What laws and freedom, persecution?—
B'ing out of power, and contribution.
What makes a church a den of thieves?— 1285
A dean and chapter, and white sleeves.[1]
And what would serve, if those were gone,
To make it orthodox?—Our own.
What makes morality a crime,[2]
The most notorious of the time; 1290
Morality, which both the saints
And wicked too cry out against?—
'Cause grace and virtue are within
Prohibited degrees of kin;
And therefore no true saint allows 1295
They should be suffer'd to espouse:
For saints can need no conscience,
That with morality dispense;
As virtue's impious, when 'tis rooted
In nature only, 'nd not imputed: 1300
But why the wicked should do so,
We neither know, nor care to do.
What's liberty of conscience,
I th' natural and genuine sense?
'Tis to restore, with more security, 1305
Rebellion to its ancient purity;
And Christian liberty reduce
To th' elder practice of the Jews;
For a large conscience is all one,
And signifies the same, with none.[3] 1310
It is enough, quoth he, for once,
And has repriev'd thy forfeit bones:

  1. That is, a bishop who wears lawn sleeves.

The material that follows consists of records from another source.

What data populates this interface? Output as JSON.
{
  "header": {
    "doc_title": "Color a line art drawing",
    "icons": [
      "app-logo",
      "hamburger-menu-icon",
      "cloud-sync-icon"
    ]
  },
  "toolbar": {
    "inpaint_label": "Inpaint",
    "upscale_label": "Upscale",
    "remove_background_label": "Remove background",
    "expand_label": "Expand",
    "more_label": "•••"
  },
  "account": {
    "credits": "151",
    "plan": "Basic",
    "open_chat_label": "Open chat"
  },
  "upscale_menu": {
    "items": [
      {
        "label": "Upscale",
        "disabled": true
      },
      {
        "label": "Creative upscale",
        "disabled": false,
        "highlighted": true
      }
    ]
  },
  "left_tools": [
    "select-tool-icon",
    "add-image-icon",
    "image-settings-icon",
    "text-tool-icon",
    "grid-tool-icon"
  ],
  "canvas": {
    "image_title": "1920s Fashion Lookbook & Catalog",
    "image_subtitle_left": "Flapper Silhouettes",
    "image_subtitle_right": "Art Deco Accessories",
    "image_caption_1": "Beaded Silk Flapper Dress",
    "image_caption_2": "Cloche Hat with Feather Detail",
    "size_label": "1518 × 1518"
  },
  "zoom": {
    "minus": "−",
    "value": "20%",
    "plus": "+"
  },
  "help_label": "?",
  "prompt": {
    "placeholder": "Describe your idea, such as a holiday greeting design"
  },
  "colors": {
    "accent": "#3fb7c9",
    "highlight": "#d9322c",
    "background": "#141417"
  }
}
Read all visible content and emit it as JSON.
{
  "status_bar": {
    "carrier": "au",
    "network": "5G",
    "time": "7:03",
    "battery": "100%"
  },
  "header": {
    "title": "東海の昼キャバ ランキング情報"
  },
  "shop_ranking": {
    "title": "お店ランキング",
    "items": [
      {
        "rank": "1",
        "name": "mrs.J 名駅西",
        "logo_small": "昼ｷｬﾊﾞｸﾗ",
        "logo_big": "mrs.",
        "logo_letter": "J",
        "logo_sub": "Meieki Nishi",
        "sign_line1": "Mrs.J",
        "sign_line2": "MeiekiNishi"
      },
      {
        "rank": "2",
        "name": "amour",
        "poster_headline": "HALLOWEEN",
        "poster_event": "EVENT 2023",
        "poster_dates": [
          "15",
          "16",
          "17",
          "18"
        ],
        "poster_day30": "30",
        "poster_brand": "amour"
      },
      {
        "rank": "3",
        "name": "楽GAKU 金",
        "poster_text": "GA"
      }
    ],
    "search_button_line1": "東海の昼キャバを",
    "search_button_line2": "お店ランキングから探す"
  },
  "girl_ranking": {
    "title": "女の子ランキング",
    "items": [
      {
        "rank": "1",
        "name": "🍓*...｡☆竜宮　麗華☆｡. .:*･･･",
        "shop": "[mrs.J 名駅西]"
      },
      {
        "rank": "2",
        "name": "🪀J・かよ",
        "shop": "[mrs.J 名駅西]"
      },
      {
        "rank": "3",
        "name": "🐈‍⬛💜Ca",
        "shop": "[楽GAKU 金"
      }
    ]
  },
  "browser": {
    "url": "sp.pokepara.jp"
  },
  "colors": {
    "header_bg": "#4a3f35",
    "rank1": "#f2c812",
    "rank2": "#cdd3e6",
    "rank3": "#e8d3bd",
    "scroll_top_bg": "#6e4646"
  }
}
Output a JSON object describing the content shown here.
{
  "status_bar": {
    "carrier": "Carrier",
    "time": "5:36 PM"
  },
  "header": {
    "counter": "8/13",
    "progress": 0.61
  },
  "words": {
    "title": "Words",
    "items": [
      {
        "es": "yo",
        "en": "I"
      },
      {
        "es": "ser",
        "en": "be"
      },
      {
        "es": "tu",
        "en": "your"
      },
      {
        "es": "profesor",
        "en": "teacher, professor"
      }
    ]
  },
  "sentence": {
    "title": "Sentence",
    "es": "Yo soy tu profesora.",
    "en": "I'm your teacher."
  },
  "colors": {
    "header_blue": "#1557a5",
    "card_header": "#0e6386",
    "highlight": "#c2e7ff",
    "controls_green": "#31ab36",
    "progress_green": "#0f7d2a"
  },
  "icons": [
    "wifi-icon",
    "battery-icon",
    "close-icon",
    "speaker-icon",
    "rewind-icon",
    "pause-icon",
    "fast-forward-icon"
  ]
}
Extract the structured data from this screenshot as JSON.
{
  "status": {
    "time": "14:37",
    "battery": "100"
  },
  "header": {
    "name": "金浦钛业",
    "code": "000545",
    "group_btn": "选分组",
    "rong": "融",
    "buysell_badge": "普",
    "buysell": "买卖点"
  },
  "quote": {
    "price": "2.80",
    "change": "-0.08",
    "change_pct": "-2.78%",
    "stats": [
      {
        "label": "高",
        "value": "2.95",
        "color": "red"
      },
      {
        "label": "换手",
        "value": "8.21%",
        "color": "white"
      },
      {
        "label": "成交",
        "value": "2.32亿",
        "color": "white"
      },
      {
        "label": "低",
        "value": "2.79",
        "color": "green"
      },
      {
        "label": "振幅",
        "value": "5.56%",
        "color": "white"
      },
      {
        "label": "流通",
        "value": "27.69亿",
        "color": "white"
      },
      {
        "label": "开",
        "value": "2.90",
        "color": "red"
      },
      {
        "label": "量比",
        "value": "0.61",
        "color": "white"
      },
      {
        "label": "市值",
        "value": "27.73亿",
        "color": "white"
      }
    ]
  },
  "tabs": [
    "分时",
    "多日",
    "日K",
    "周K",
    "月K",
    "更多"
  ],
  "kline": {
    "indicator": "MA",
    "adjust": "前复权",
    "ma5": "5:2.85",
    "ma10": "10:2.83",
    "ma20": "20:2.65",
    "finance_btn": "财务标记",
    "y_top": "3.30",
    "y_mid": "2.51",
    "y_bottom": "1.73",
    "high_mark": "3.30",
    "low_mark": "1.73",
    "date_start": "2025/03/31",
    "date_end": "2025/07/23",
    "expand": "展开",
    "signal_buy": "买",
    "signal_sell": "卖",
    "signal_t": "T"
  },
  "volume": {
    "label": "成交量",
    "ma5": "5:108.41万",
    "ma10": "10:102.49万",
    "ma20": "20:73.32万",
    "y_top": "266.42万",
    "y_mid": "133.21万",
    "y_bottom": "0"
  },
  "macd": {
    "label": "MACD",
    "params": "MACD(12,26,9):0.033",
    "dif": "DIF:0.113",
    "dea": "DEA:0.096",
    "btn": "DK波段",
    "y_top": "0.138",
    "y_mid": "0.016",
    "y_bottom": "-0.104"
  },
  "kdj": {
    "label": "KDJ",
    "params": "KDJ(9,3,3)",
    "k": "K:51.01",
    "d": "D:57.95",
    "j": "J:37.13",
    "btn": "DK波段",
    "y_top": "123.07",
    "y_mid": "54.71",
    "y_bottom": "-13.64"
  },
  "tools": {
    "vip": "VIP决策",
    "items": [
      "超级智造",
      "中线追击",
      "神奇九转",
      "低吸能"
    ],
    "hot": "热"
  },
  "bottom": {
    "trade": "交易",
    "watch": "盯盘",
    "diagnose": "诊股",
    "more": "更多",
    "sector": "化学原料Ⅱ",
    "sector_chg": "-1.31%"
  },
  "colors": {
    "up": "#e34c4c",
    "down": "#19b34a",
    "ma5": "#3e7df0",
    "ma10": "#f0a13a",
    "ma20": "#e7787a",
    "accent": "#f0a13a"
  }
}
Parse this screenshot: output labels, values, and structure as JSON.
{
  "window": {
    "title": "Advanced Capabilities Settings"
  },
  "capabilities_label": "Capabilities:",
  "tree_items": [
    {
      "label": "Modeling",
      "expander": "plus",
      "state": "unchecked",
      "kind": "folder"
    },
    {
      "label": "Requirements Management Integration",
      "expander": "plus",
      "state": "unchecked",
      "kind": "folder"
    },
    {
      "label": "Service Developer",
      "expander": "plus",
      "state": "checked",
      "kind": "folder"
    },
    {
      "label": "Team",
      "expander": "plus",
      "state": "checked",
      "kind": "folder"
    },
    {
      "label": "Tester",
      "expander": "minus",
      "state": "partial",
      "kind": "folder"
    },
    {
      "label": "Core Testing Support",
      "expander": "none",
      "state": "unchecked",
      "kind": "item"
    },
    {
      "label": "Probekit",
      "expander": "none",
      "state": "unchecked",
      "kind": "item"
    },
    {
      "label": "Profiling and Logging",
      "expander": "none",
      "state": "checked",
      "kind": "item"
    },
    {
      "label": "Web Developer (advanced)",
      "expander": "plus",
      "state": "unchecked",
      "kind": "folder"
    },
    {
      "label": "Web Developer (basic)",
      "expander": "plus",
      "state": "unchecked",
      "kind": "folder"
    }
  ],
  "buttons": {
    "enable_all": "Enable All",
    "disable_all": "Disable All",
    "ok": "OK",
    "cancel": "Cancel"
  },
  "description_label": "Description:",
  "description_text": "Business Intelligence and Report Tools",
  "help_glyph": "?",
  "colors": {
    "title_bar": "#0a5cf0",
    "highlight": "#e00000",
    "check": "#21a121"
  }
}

  2. Moral goodness was deemed a mean attainment, and much beneath the character of saints, who held grace and inspiration to be all meritorious, and virtue to have no merit; nay, some even thought virtue impious, when it is rooted only in nature, and not imputed; some of the modern sects are supposed to hold tenets not very unlike this. Nash.
  3. It is reported of Judge Jefferys, that taking a dislike to a witness who had a long beard, he told him that "if his conscience was as long as his beard, he had a swinging one:" to which the countryman replied, "My Lord, if you measure consciences by beards, you have none at all."